Bundesregierung erwägt Jugendheime in Marokko
Angebot für Straßenkinder und abgeschobene Jugendliche
(dpa) - Die Bundesregierung überlegt wegen der Probleme mit elternlosen Jugendlichen aus Marokko, Heime in dem nordafrikanischen Land zu schaffen. Dort könnten dann nicht nur Straßenkinder untergebracht werden, sondern auch minderjährige Rückkehrer aus Deutschland. Das geht aus einer Antwort des Bundesinnenministeriums auf eine Anfrage der Grünen-Fraktion hervor.

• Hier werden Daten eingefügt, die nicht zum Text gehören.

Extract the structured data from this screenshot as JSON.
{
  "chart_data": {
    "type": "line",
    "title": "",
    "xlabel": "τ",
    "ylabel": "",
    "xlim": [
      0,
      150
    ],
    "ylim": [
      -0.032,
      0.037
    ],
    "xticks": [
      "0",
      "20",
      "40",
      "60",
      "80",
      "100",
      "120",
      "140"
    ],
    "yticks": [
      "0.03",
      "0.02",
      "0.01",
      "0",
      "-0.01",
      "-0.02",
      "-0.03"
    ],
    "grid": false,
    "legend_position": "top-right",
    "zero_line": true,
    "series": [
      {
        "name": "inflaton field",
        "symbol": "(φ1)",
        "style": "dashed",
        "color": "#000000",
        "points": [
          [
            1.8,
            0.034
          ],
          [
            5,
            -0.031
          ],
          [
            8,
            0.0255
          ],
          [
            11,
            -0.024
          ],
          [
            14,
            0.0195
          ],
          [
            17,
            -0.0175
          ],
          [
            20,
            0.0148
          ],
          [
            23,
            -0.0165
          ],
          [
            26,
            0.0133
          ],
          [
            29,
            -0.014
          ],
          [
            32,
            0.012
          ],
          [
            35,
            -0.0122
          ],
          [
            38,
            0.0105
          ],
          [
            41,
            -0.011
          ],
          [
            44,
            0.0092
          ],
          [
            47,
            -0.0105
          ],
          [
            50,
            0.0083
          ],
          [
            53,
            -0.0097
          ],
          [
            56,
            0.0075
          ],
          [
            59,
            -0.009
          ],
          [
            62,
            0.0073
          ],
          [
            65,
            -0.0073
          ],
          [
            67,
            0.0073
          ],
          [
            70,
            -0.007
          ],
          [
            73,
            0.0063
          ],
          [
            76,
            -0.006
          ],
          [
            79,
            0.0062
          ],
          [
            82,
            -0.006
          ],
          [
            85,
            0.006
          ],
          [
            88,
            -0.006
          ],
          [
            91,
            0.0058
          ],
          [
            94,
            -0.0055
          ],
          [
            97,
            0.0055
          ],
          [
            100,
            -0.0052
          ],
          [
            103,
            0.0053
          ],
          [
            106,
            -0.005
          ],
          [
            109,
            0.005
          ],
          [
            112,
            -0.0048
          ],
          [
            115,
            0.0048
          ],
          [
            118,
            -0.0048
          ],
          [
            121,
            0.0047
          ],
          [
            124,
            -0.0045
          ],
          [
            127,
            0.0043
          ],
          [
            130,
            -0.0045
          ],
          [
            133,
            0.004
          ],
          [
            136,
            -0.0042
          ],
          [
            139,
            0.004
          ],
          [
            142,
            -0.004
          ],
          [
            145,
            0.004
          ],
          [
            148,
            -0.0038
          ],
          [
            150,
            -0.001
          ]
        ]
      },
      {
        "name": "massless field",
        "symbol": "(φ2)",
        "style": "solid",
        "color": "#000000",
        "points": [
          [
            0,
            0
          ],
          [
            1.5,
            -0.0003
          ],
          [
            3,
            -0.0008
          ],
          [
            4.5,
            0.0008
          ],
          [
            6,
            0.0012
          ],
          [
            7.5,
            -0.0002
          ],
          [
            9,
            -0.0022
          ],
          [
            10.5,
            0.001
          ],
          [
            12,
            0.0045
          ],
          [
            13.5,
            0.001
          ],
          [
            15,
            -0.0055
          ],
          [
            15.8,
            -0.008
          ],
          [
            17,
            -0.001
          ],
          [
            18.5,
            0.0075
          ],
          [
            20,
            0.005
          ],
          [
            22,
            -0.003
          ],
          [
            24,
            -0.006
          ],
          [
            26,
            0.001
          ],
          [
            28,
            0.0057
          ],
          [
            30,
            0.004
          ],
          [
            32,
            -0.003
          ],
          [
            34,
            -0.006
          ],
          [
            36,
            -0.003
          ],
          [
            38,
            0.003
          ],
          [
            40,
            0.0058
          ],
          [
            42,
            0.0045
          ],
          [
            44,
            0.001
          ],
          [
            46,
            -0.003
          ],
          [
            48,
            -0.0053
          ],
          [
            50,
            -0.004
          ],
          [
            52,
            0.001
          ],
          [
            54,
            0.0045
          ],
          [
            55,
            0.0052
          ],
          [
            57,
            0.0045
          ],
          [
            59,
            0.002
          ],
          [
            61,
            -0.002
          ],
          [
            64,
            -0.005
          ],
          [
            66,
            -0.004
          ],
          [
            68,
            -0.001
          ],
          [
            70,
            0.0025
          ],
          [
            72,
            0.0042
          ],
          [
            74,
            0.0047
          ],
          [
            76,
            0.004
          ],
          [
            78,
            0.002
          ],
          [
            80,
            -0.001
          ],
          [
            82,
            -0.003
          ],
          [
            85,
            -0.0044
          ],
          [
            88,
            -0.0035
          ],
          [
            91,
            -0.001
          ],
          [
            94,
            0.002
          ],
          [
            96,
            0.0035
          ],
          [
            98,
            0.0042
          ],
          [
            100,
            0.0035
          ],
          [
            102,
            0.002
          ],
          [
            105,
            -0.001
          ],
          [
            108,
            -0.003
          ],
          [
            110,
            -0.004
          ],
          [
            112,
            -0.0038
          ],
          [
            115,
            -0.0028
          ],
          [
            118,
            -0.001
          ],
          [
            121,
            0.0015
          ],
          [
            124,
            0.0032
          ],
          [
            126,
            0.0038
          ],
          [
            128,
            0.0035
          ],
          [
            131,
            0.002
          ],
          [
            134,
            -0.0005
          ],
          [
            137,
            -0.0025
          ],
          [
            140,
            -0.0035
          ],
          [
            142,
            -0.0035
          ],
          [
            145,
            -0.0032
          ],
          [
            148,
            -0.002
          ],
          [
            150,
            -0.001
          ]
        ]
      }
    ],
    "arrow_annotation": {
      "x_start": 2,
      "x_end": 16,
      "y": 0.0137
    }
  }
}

Darin heißt es: „Die Bundesregierung prüft derzeit die Möglichkeit, in Marokko im Rahmen eines Projektes Einrichtungen zu schaffen, die Minderjährigen, die dort in benachteiligten Situationen leben, eine Zukunftsperspektive eröffnen (…).“In diesen Unterkünften sollten Jugendliche auch eine medizinisch-pädagogische Betreuung erhalten sowie die Möglichkeit, eine Schule zu besuchen oder eine Ausbildung zu absolvieren. Den Angaben zufolge richtet sich das Angebot in erster Linie an Straßenkinder, die vor Ort leben. Perspektivisch könnten aber auch „in Deutschland ausreisepflichtige unbegleitete minderjährige Marokkaner, die in ihre Heimat zurückkehren, diese Einrichtungen nutzen“.
„Natürlich ist es begrüßenswert, wenn sich die Bundesrepublik vor Ort in Marokko für benachteiligte Minderjährige einsetzen möchte“, sagte die flüchtlingspolitische Sprecherin der Grünen, Luise Amtsberg. Wenn dieses Angebot dazu führen sollte, dass weniger Kinder und Jugendliche zur Flucht gezwungen würden, dann sei dies ein richtiger Ansatz. Diese Unterstützung dürfe aber nicht mit dem Plan verknüpft werden, unbegleitete Minderjährige in das „vermeintlich sichere Marokko“abzuschieben. Was die Bundesregierung als Fluchtursachenbekämpfung deklariere, orientiere sich nicht am Kindeswohl, sondern diene nur der Abschottung.
Das Konzept für das dreijährige Projekt soll von einer Nichtregierungsorganisation umgesetzt werden. Es sieht die Gründung von zwei Heimen mit jeweils 100 Plätzen vor. Die Ausgaben pro Jahr und Heim werden auf 960 000 Euro geschätzt – bei angenommenen Kosten von 800 Euro pro Monat und Kind. Nach Ablauf der drei Jahre soll die marokkanische Regierung die Einrichtungen betreiben. In Deutschland leben derzeit mehr als 60 000 unbegleitete minderjährige Ausländer, die von den Jugendämtern begleitet werden.